INDIANAPOLIS — July will end with quite a show as two meteor showers peak starting Monday evening and they should be visible across much of Indiana, as long as the skies cooperate.
The Delta Aquariids and the Alpha Capricornids will produce 20 to 25 visible meteors per hours, as long as the clouds don't interfere, according to Accuweather.
If you live in an area without a lot of light pollution, you should have optimal viewing conditions as the skies should stay mainly clear through the overnight hours.
If you miss the show Monday night, don't fret, the meteors should remain visible through the first few days of August.
The Delta Aquariid meteor shower puts on one long summer show in July and August, but it will peak at the end of July through late-August.
The meter shower began July 12 and is active until August 23.
Expect to see about 20 meteors per hour during the peak, traveling at 25 miles per second.
The Delta Aquariid meteors are more faint than others, and they're more apparent in the Southern Hemisphere, according to NASA . But you can still see them in the Northern Hemisphere's southern latitudes. Some of the Delta Aquariid meteors leave glowing gas trails that linger for a few seconds after they burn up in Earth's upper atmosphere.
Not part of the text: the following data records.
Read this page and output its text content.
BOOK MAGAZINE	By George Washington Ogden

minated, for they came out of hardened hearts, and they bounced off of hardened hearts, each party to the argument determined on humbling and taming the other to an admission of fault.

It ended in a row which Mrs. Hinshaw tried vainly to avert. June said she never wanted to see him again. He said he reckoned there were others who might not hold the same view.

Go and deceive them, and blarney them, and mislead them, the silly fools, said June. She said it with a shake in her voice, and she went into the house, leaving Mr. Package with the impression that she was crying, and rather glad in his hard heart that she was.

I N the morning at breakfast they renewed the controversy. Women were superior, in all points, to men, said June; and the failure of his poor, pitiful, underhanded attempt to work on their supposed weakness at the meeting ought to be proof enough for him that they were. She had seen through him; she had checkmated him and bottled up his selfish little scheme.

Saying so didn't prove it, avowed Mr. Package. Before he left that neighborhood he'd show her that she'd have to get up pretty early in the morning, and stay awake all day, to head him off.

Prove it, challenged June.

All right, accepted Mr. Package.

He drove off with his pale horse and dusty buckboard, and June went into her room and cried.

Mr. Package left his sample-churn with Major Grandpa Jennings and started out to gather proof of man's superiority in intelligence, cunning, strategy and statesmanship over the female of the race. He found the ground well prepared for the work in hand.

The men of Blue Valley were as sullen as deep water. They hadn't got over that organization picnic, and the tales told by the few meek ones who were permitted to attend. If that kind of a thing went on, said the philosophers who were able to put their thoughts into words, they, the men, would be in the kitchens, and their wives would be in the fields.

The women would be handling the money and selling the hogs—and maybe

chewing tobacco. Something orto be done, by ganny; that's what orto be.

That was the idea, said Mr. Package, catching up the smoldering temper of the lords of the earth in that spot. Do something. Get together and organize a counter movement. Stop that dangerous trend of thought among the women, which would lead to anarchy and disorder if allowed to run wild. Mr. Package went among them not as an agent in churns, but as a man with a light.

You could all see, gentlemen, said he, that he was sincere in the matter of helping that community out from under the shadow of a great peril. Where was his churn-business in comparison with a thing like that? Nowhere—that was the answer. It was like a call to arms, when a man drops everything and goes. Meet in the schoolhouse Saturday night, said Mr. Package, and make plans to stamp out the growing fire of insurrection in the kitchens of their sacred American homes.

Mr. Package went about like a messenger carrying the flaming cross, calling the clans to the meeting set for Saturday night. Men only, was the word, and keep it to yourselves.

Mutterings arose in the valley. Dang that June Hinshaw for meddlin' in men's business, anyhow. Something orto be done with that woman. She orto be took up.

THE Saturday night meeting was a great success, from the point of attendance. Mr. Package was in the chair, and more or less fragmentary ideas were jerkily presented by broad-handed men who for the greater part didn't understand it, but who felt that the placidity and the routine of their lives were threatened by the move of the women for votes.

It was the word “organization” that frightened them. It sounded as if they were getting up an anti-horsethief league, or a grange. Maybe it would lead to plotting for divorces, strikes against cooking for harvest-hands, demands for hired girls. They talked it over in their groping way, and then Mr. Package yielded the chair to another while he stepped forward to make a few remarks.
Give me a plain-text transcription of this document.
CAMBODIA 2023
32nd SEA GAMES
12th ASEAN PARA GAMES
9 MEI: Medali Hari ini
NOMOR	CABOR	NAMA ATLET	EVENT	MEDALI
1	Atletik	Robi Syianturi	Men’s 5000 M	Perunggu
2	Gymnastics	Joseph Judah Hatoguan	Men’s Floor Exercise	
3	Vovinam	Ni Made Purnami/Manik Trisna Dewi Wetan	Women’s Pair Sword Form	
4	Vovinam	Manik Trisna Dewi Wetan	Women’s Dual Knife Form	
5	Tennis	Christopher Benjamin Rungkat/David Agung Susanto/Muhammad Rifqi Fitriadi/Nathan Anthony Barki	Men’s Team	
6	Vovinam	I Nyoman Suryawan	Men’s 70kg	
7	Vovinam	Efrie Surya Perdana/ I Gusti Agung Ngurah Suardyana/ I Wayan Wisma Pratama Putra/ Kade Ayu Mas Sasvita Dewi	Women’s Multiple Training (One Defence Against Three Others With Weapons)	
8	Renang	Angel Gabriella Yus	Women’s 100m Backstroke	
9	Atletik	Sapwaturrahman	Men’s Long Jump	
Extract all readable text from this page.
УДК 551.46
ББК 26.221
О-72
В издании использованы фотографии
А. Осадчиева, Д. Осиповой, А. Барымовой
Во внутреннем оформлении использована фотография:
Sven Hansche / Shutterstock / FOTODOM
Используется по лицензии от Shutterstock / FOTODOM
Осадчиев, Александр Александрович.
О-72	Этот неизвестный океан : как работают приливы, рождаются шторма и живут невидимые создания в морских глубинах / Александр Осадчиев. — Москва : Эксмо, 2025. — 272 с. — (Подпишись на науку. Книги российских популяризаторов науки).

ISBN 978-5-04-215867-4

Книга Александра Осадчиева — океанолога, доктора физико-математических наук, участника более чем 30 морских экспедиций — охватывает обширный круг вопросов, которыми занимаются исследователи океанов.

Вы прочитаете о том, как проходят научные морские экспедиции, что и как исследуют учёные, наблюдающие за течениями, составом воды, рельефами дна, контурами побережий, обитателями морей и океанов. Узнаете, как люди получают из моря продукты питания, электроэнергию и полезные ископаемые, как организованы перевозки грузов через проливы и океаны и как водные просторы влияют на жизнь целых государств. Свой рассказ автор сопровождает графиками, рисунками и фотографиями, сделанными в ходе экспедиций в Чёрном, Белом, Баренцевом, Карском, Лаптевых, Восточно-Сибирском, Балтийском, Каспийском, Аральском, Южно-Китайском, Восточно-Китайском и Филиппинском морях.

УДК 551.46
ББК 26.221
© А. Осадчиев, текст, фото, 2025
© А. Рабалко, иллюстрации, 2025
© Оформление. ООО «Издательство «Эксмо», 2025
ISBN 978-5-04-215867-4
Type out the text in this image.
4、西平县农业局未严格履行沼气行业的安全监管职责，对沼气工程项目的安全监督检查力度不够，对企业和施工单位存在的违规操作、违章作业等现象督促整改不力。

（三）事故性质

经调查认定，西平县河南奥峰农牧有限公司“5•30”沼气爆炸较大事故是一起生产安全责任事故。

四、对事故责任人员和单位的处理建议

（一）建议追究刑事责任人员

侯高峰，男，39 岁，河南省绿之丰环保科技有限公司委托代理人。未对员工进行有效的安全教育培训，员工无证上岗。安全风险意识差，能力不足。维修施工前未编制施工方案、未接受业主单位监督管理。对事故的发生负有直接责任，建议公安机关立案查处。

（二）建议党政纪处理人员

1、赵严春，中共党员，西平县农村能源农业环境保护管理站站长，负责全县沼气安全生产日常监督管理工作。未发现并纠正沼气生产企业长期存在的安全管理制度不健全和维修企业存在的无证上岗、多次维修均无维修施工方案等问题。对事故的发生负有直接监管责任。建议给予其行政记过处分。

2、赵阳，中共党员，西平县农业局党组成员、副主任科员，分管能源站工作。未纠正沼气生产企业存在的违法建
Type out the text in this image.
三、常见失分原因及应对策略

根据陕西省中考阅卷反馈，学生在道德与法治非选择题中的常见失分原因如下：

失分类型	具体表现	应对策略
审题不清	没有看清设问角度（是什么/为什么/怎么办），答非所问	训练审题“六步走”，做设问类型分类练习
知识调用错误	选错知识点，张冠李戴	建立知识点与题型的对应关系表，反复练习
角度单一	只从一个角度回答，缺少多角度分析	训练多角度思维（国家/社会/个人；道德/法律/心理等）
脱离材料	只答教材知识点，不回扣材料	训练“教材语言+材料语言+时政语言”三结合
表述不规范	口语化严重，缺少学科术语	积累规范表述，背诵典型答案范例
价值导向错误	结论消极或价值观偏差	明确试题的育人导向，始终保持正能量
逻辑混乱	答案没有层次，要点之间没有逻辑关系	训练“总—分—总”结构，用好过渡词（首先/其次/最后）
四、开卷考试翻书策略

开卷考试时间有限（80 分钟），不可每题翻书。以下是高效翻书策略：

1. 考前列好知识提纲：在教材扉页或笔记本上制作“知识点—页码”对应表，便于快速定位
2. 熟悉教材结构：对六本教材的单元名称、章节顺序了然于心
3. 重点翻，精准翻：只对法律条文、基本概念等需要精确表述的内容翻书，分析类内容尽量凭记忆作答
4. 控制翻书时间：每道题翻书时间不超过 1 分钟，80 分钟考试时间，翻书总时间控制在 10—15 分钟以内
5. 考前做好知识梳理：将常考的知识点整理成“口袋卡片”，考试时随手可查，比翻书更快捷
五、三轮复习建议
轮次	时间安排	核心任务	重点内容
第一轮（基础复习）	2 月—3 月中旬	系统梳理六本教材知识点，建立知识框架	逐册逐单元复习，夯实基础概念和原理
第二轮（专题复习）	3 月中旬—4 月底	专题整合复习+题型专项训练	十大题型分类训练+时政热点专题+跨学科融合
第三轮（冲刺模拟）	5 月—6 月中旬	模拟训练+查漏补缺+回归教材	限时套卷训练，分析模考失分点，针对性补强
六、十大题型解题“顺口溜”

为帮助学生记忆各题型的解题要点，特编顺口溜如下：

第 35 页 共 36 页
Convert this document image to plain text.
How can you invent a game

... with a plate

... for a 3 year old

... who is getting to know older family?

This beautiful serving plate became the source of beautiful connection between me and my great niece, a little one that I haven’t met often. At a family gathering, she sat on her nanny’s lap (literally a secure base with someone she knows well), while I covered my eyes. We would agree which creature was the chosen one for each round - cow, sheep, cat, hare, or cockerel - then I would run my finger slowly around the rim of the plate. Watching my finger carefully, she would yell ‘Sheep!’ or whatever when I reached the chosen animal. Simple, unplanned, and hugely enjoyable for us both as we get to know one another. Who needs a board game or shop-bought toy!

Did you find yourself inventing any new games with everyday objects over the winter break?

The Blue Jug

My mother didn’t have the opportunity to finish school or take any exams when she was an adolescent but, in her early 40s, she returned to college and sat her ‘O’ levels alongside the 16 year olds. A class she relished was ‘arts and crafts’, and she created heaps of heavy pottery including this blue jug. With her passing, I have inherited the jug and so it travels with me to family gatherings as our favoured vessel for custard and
If you miss your chance now, the Delta Aquariids will also be visible as they overlap with another meteor shower in August, the Perseids.
The Alpha Capricornids started around mid-July and will continue through the first part of August. According to the American meteor society, the Alpha Capricornids are not very strong and rarely produce more than five meteors per hour, although it is seen equally well on either side of the equator. Paired with the Delta Aquariid this week, those few meteors should help light up parts of the sky.